Seit Jahren fordern wir eine Reform des Paragraphen §108e des Strafgesetzbuches, der das Thema abdeckt, und auch die Ampelfraktionen haben ein solches Update in ihrem Koalitionsvertrag versprochen (genau nachlesen). Was ist seitdem passiert? Bisher noch nichts. Laut Medienberichten war eine Reform bereits auf der Zielgeraden (hier nachlesen), jetzt hat sich die EU zu diesem Thema zu Wort gemeldet und bereitet dem Justizminister Marco Buschmann (FDP) Sorgen.
Unbegründet, finden viele der sachverständigen Jurist:innen, die am letzten Monat im Rechtsausschuss zu einer neuen EU-Richtlinie angehört wurden. EU-Institutionen haben der deutschen Regierung eine Richtlinie zur Korruptionsbekämpfung vorgelegt. Laut dieser Richtlinie sollen Abgeordnete mit Beamt:innen vor dem Gesetz gleich gestellt werden. Das Justizministerium sieht hierbei die Freiheit des Mandats gefährdet.
Politische Korruption de facto legal in Deutschland
Das Thema Korruptionsbekämpfung ist ein weit gefächertes, aber Abgeordnetenbestechung ist ein entscheidender Teil dieses Themenkomplexes. Der §108e StGB ist in seiner jetzigen Form ist schlicht nicht anwendbar. Das sagen nicht nur wir sondern auch das Oberlandesgericht München und der Bundesgerichtshof, die nach den Maskenaffären diverser ehemaliger CSU-Abgeordneter keine Strafen verhängen konnten. Die besagten Abgeordneten konnten selbst ihre Gewinne aus den Maskendeals behalten - das liegt schlicht an einzelnen Formulierungen in diesem Paragrafen.
Wir appellieren daher an die Ampel und insbesondere an Justizminister Marco Buschmann, die Versprechen aus dem Koalitionsvertrag einzulösen und den Straftatbestand schnellstmöglich zu verschärfen. Die Einschaltung der europäischen Institutionen in dieser Frage zeigt einmal mehr ihre Relevanz und sollte kein vorgeschobenes Hindernis sein, diese unerträgliche Lücke zu schließen!

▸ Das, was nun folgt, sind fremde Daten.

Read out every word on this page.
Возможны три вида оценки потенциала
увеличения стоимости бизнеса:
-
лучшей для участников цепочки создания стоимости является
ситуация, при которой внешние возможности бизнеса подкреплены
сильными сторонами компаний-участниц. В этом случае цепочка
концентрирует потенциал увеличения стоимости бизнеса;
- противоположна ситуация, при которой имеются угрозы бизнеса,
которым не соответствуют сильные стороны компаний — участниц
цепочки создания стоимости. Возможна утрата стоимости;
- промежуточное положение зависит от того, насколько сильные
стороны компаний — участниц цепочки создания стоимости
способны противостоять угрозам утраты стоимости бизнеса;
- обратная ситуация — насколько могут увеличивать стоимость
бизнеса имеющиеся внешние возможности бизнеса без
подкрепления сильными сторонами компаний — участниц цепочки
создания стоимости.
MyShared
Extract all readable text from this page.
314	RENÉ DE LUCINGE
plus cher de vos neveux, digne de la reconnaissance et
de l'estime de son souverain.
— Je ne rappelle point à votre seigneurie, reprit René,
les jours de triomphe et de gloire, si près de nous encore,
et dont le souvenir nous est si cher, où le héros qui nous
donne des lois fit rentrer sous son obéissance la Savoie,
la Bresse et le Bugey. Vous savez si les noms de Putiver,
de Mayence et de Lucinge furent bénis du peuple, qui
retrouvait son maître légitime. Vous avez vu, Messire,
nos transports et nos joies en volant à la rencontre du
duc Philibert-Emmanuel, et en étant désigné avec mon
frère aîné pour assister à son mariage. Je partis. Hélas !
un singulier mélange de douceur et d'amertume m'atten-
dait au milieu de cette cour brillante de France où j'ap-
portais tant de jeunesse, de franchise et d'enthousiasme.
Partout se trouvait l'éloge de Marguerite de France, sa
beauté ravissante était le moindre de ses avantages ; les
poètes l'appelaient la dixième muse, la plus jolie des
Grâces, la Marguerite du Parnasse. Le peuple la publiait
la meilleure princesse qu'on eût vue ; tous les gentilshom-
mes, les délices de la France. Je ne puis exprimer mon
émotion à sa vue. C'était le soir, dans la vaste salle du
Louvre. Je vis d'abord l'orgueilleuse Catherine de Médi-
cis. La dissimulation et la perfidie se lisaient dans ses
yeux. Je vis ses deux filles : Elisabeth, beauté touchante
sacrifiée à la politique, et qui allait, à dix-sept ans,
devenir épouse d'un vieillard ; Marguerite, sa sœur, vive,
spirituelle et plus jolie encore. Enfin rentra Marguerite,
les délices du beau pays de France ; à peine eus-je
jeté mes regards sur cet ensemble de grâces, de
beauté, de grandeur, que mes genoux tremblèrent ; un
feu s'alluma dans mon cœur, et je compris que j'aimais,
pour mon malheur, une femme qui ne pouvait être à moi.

Sie wollen mit uns gemeinsam Druck auf die Ampelfraktionen und das Justizministerium machen, damit §108e StGB umgehend reformiert wird? Dann unterschreiben Sie jetzt unsere Petition (hier)!
Diese Formulierungen führen dazu, dass das Gesetz praktisch wirkungslos bleibt
„Bei der Wahrnehmung ihres Mandates“ bedeutet, dass Abgeordnete nur belangt werden können, wenn sie sich bei ihrer Arbeit im Parlament bestechen lassen. Zum Beispiel, wenn sie Geld annehmen, um bei einer Abstimmung im Sinne des oder der Auftraggeber:in zu stimmen. Völlig legal ist es hingegen, wenn Abgeordnete als Privatpersonen ihre politischen Kontakte und die Autorität ihres Mandats nutzen, um sich und anderen einen Vorteil zu verschaffen - zum Beispiel in ihrem privaten Beruf als Anwalt oder Beraterin.
Auch die Worte „im Auftrag oder auf Weisung“ führen zu Problemen: Es ist nahezu unmöglich, korrupten Politiker:innen einen konkreten Auftrag oder eine Weisung durch Auftraggeber:innen bzw. Bestecher:innen nachzuweisen. Denn kein:e Politiker:in ist so dumm, sich vor dem Deal - am besten noch schriftlich - einen Auftrag erteilen zu lassen.
Wenn das Bestechungsgeld erst nach der Mandatszeit bezahlt wird, greift das Gesetz nicht.